昨年は人出の少ない超有名観光地を訪問したが、流氷を見に行く事は挫折した。そもそも思いついたのが遅かったせいもあるのだが、どこに行けば良いのかも分かっていなかった。
ちょっと調べてみたところ、流氷が見られるのは、紋別、網走、知床らしい。有名なのは紋別「ガリンコ号」と網走「オーロラ号」。どちらも砕氷船だが、ガリンコ号は船首にドリルがついていたりと、船の構造が違うらしい。
あれこれ考えているうち、昨冬は機会を逃してしまった。その後、夏まえに釧路を再訪したり、初秋に知床へ行ってみたりと、道東の地理や交通は何となく分かるようになった。
今年の冬は寒くて雪が多かった。たぶん流氷の元になるアムール川流域も寒いのではないだろうか。今年こそは流氷を見に行こう。
旅程としては、釧路からSLで標茶、そこからバスで川湯温泉。翌日はバスで川湯温泉から網走に向かう。網走で砕氷船に乗った後、さらにバスで紋別へ行って夕方の砕氷船に乗船。最終日も紋別で砕氷船に乗った後、羽田への直行便で帰京する計画である。スケジュール的にはキレイにハマり、ほぼ完璧な計画である。航空券を取り、SLと流氷船の予約を入れた。
しかし、あとは行くだけとならないのが、今回の旅である。
まずSLが故障してしまった。同時刻でディーゼル牽引の列車が運行されるらしく、予定に影響はない。そして紋別の砕氷船「ガリンコ号」の新造船も故障してしまい、古い船のみでの運航となるらしい。こちらも予約振替があって、予定への影響は軽微。
SLには追加料金的なものがあるようで、ディーゼル機関車だと指定券の差額返金。砕氷船の方は新造船に追加料金があるらしく、こちらも乗船券の差額返金。こういう場合は料金が安ければ良いということはなく、むしろ安い方が悪いのではないか。
昨年の知床訪問時に天気は悩むだけ無駄と悟ったはずではあるが、最大の難関は天気だった。出発の前週から何度も週間予報を見ていたが、どうも旅行3日目の天気が悪いようだ。
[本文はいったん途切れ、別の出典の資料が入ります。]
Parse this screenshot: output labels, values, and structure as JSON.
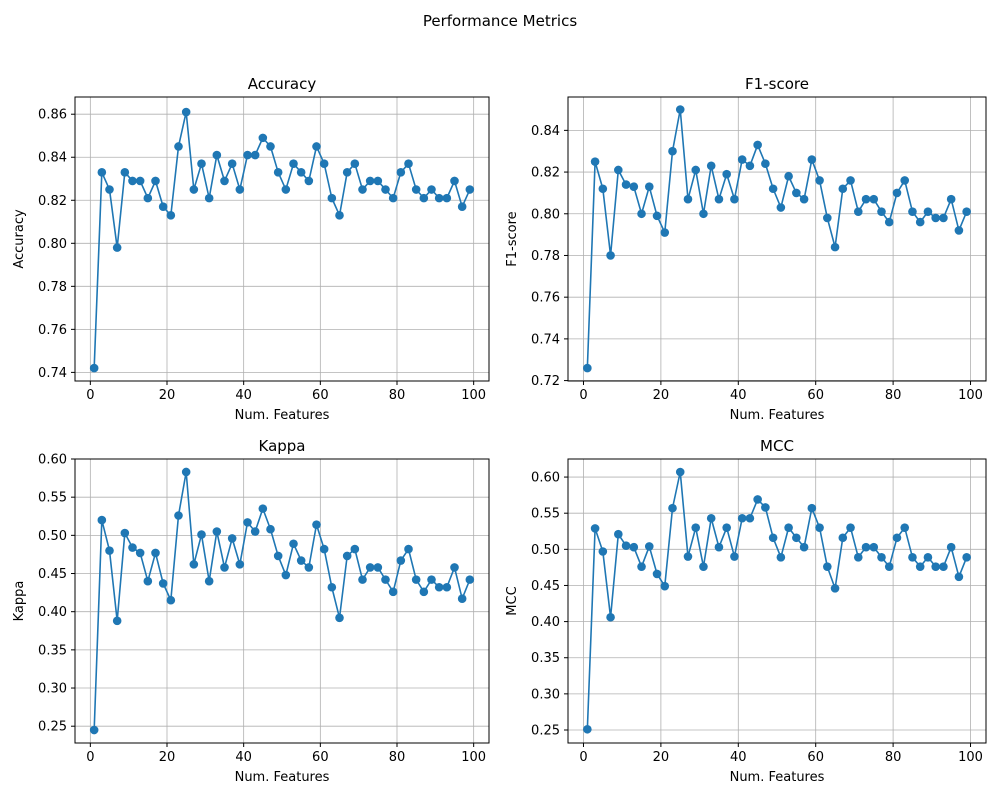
{
  "figure": {
    "suptitle": "Performance Metrics"
  },
  "colors": {
    "line": "#1f77b4",
    "grid": "#b0b0b0",
    "axis": "#000000"
  },
  "chart_data": [
    {
      "type": "line",
      "title": "Accuracy",
      "xlabel": "Num. Features",
      "ylabel": "Accuracy",
      "xlim": [
        -4,
        104
      ],
      "ylim": [
        0.736,
        0.868
      ],
      "xticks": [
        0,
        20,
        40,
        60,
        80,
        100
      ],
      "yticks": [
        0.74,
        0.76,
        0.78,
        0.8,
        0.82,
        0.84,
        0.86
      ],
      "ytick_labels": [
        "0.74",
        "0.76",
        "0.78",
        "0.80",
        "0.82",
        "0.84",
        "0.86"
      ],
      "grid": true,
      "marker": "o",
      "x": [
        1,
        3,
        5,
        7,
        9,
        11,
        13,
        15,
        17,
        19,
        21,
        23,
        25,
        27,
        29,
        31,
        33,
        35,
        37,
        39,
        41,
        43,
        45,
        47,
        49,
        51,
        53,
        55,
        57,
        59,
        61,
        63,
        65,
        67,
        69,
        71,
        73,
        75,
        77,
        79,
        81,
        83,
        85,
        87,
        89,
        91,
        93,
        95,
        97,
        99
      ],
      "y": [
        0.742,
        0.833,
        0.825,
        0.798,
        0.833,
        0.829,
        0.829,
        0.821,
        0.829,
        0.817,
        0.813,
        0.845,
        0.861,
        0.825,
        0.837,
        0.821,
        0.841,
        0.829,
        0.837,
        0.825,
        0.841,
        0.841,
        0.849,
        0.845,
        0.833,
        0.825,
        0.837,
        0.833,
        0.829,
        0.845,
        0.837,
        0.821,
        0.813,
        0.833,
        0.837,
        0.825,
        0.829,
        0.829,
        0.825,
        0.821,
        0.833,
        0.837,
        0.825,
        0.821,
        0.825,
        0.821,
        0.821,
        0.829,
        0.817,
        0.825
      ]
    },
    {
      "type": "line",
      "title": "F1-score",
      "xlabel": "Num. Features",
      "ylabel": "F1-score",
      "xlim": [
        -4,
        104
      ],
      "ylim": [
        0.7198,
        0.856
      ],
      "xticks": [
        0,
        20,
        40,
        60,
        80,
        100
      ],
      "yticks": [
        0.72,
        0.74,
        0.76,
        0.78,
        0.8,
        0.82,
        0.84
      ],
      "ytick_labels": [
        "0.72",
        "0.74",
        "0.76",
        "0.78",
        "0.80",
        "0.82",
        "0.84"
      ],
      "grid": true,
      "marker": "o",
      "x": [
        1,
        3,
        5,
        7,
        9,
        11,
        13,
        15,
        17,
        19,
        21,
        23,
        25,
        27,
        29,
        31,
        33,
        35,
        37,
        39,
        41,
        43,
        45,
        47,
        49,
        51,
        53,
        55,
        57,
        59,
        61,
        63,
        65,
        67,
        69,
        71,
        73,
        75,
        77,
        79,
        81,
        83,
        85,
        87,
        89,
        91,
        93,
        95,
        97,
        99
      ],
      "y": [
        0.726,
        0.825,
        0.812,
        0.78,
        0.821,
        0.814,
        0.813,
        0.8,
        0.813,
        0.799,
        0.791,
        0.83,
        0.85,
        0.807,
        0.821,
        0.8,
        0.823,
        0.807,
        0.819,
        0.807,
        0.826,
        0.823,
        0.833,
        0.824,
        0.812,
        0.803,
        0.818,
        0.81,
        0.807,
        0.826,
        0.816,
        0.798,
        0.784,
        0.812,
        0.816,
        0.801,
        0.807,
        0.807,
        0.801,
        0.796,
        0.81,
        0.816,
        0.801,
        0.796,
        0.801,
        0.798,
        0.798,
        0.807,
        0.792,
        0.801
      ]
    },
    {
      "type": "line",
      "title": "Kappa",
      "xlabel": "Num. Features",
      "ylabel": "Kappa",
      "xlim": [
        -4,
        104
      ],
      "ylim": [
        0.228,
        0.6
      ],
      "xticks": [
        0,
        20,
        40,
        60,
        80,
        100
      ],
      "yticks": [
        0.25,
        0.3,
        0.35,
        0.4,
        0.45,
        0.5,
        0.55,
        0.6
      ],
      "ytick_labels": [
        "0.25",
        "0.30",
        "0.35",
        "0.40",
        "0.45",
        "0.50",
        "0.55",
        "0.60"
      ],
      "grid": true,
      "marker": "o",
      "x": [
        1,
        3,
        5,
        7,
        9,
        11,
        13,
        15,
        17,
        19,
        21,
        23,
        25,
        27,
        29,
        31,
        33,
        35,
        37,
        39,
        41,
        43,
        45,
        47,
        49,
        51,
        53,
        55,
        57,
        59,
        61,
        63,
        65,
        67,
        69,
        71,
        73,
        75,
        77,
        79,
        81,
        83,
        85,
        87,
        89,
        91,
        93,
        95,
        97,
        99
      ],
      "y": [
        0.245,
        0.52,
        0.48,
        0.388,
        0.503,
        0.484,
        0.477,
        0.44,
        0.477,
        0.437,
        0.415,
        0.526,
        0.583,
        0.462,
        0.501,
        0.44,
        0.505,
        0.458,
        0.496,
        0.462,
        0.517,
        0.505,
        0.535,
        0.508,
        0.473,
        0.448,
        0.489,
        0.467,
        0.458,
        0.514,
        0.482,
        0.432,
        0.392,
        0.473,
        0.482,
        0.442,
        0.458,
        0.458,
        0.442,
        0.426,
        0.467,
        0.482,
        0.442,
        0.426,
        0.442,
        0.432,
        0.432,
        0.458,
        0.417,
        0.442
      ]
    },
    {
      "type": "line",
      "title": "MCC",
      "xlabel": "Num. Features",
      "ylabel": "MCC",
      "xlim": [
        -4,
        104
      ],
      "ylim": [
        0.232,
        0.625
      ],
      "xticks": [
        0,
        20,
        40,
        60,
        80,
        100
      ],
      "yticks": [
        0.25,
        0.3,
        0.35,
        0.4,
        0.45,
        0.5,
        0.55,
        0.6
      ],
      "ytick_labels": [
        "0.25",
        "0.30",
        "0.35",
        "0.40",
        "0.45",
        "0.50",
        "0.55",
        "0.60"
      ],
      "grid": true,
      "marker": "o",
      "x": [
        1,
        3,
        5,
        7,
        9,
        11,
        13,
        15,
        17,
        19,
        21,
        23,
        25,
        27,
        29,
        31,
        33,
        35,
        37,
        39,
        41,
        43,
        45,
        47,
        49,
        51,
        53,
        55,
        57,
        59,
        61,
        63,
        65,
        67,
        69,
        71,
        73,
        75,
        77,
        79,
        81,
        83,
        85,
        87,
        89,
        91,
        93,
        95,
        97,
        99
      ],
      "y": [
        0.251,
        0.529,
        0.497,
        0.406,
        0.521,
        0.505,
        0.503,
        0.476,
        0.504,
        0.466,
        0.449,
        0.557,
        0.607,
        0.49,
        0.53,
        0.476,
        0.543,
        0.503,
        0.53,
        0.49,
        0.543,
        0.543,
        0.569,
        0.558,
        0.516,
        0.489,
        0.53,
        0.516,
        0.503,
        0.557,
        0.53,
        0.476,
        0.446,
        0.516,
        0.53,
        0.489,
        0.503,
        0.503,
        0.489,
        0.476,
        0.516,
        0.53,
        0.489,
        0.476,
        0.489,
        0.476,
        0.476,
        0.503,
        0.462,
        0.489
      ]
    }
  ]
}
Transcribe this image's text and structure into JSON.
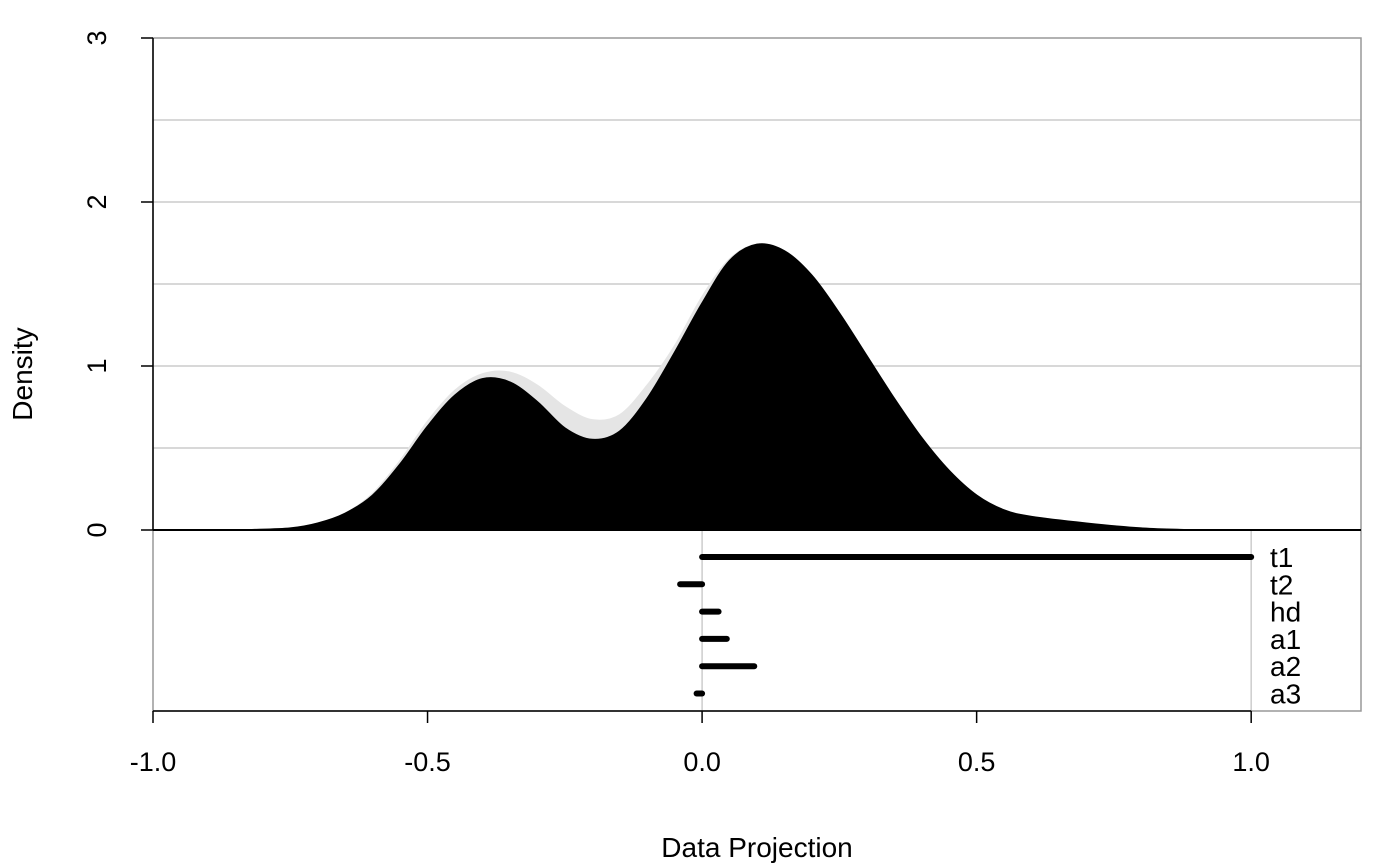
{
  "chart_data": {
    "type": "area",
    "title": "",
    "xlabel": "Data Projection",
    "ylabel": "Density",
    "xlim": [
      -1.0,
      1.2
    ],
    "ylim": [
      0,
      3
    ],
    "x_ticks": [
      -1.0,
      -0.5,
      0.0,
      0.5,
      1.0
    ],
    "x_tick_labels": [
      "-1.0",
      "-0.5",
      "0.0",
      "0.5",
      "1.0"
    ],
    "y_ticks": [
      0,
      1,
      2,
      3
    ],
    "y_tick_labels": [
      "0",
      "1",
      "2",
      "3"
    ],
    "gridlines_y": [
      0.5,
      1.0,
      1.5,
      2.0,
      2.5
    ],
    "grid": true,
    "series": [
      {
        "color": "#e5e5e5",
        "x": [
          -0.82,
          -0.75,
          -0.7,
          -0.65,
          -0.6,
          -0.55,
          -0.5,
          -0.45,
          -0.4,
          -0.35,
          -0.3,
          -0.25,
          -0.2,
          -0.15,
          -0.1,
          -0.05,
          0.0,
          0.05,
          0.1,
          0.15,
          0.2,
          0.25,
          0.3,
          0.35,
          0.4,
          0.45,
          0.5,
          0.55,
          0.6,
          0.7,
          0.8,
          0.88
        ],
        "y": [
          0.0,
          0.01,
          0.04,
          0.1,
          0.22,
          0.42,
          0.66,
          0.85,
          0.95,
          0.96,
          0.88,
          0.75,
          0.67,
          0.7,
          0.88,
          1.12,
          1.42,
          1.65,
          1.74,
          1.7,
          1.55,
          1.32,
          1.06,
          0.8,
          0.56,
          0.36,
          0.21,
          0.12,
          0.08,
          0.04,
          0.01,
          0.0
        ]
      },
      {
        "color": "#000000",
        "x": [
          -0.82,
          -0.75,
          -0.7,
          -0.65,
          -0.6,
          -0.55,
          -0.5,
          -0.45,
          -0.4,
          -0.35,
          -0.3,
          -0.25,
          -0.2,
          -0.15,
          -0.1,
          -0.05,
          0.0,
          0.05,
          0.1,
          0.15,
          0.2,
          0.25,
          0.3,
          0.35,
          0.4,
          0.45,
          0.5,
          0.55,
          0.6,
          0.7,
          0.8,
          0.88
        ],
        "y": [
          0.0,
          0.01,
          0.04,
          0.1,
          0.21,
          0.4,
          0.63,
          0.82,
          0.92,
          0.9,
          0.78,
          0.62,
          0.55,
          0.6,
          0.8,
          1.08,
          1.38,
          1.64,
          1.74,
          1.7,
          1.55,
          1.32,
          1.06,
          0.8,
          0.56,
          0.36,
          0.21,
          0.12,
          0.08,
          0.04,
          0.01,
          0.0
        ]
      }
    ],
    "axis_guides_x": [
      0.0,
      1.0
    ],
    "coefficient_bars": [
      {
        "label": "t1",
        "from": 0.0,
        "to": 1.0
      },
      {
        "label": "t2",
        "from": -0.04,
        "to": 0.0
      },
      {
        "label": "hd",
        "from": 0.0,
        "to": 0.03
      },
      {
        "label": "a1",
        "from": 0.0,
        "to": 0.045
      },
      {
        "label": "a2",
        "from": 0.0,
        "to": 0.095
      },
      {
        "label": "a3",
        "from": -0.01,
        "to": 0.0
      }
    ]
  }
}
悶々と悩んだ末、出発の前々日になって日程変更することにした。紋別へ先に行き、網走経由で川湯温泉へ。飛行機と砕氷船、それにホテルには空きがあり、まずは予約を変更。
しかし冬の道東は難易度が高かった。
北海道ではレンタカーを借りる僕とはいえ、それは夏の話である。東京の雪道で歩行中に転びかけるようなオッサンに、北海道の雪道で自動車を運転する資格はないものと思われる。ゆえに冬は公共交通機関を頼るしかないが、紋別に先行する逆ルートでは、バスも釧網本線も接続が悪い。
川湯温泉からは釧路を経由し、午後のフライトで帰ろうと思ったが、移動時間より待ち時間の方が長くなる。網走に戻って、網走空港からのフライトで戻るにしても、冬の網走駅で3時間待ち2回は気が遠くなりそうだ。結局、川湯温泉は挫折。1泊で流氷だけを見に行くことにした。
当日、羽田からのANAで紋別に着くと曇っている。ちょっと暗い気持ちになってしまった。もはや天気は悩むだけ無駄なのだが。それでも砕氷船に乗る頃には多少の青空が見え始めた。日没の時間帯には夕焼けらしきものも発生。
ここに至って悩む意味はないが、だからと言って鷹揚にもなれないまま、紋別の街へ夕食に出た。部屋に戻って外を見ると、空には月が出ていた。明日は期待できるのだろうか。
翌朝は4時半に起き、砕氷船へ。空を見上げると快晴である。なんとも素晴らしい日の出を楽しむことができた。
最初の完璧な計画からは随分と変わったが、悩んだかいがあった。写真撮影という目的がある以上、やっぱり天気について鷹揚になるのは難しい。これからもグジグジと悩みながら旅をするしかないのだろう。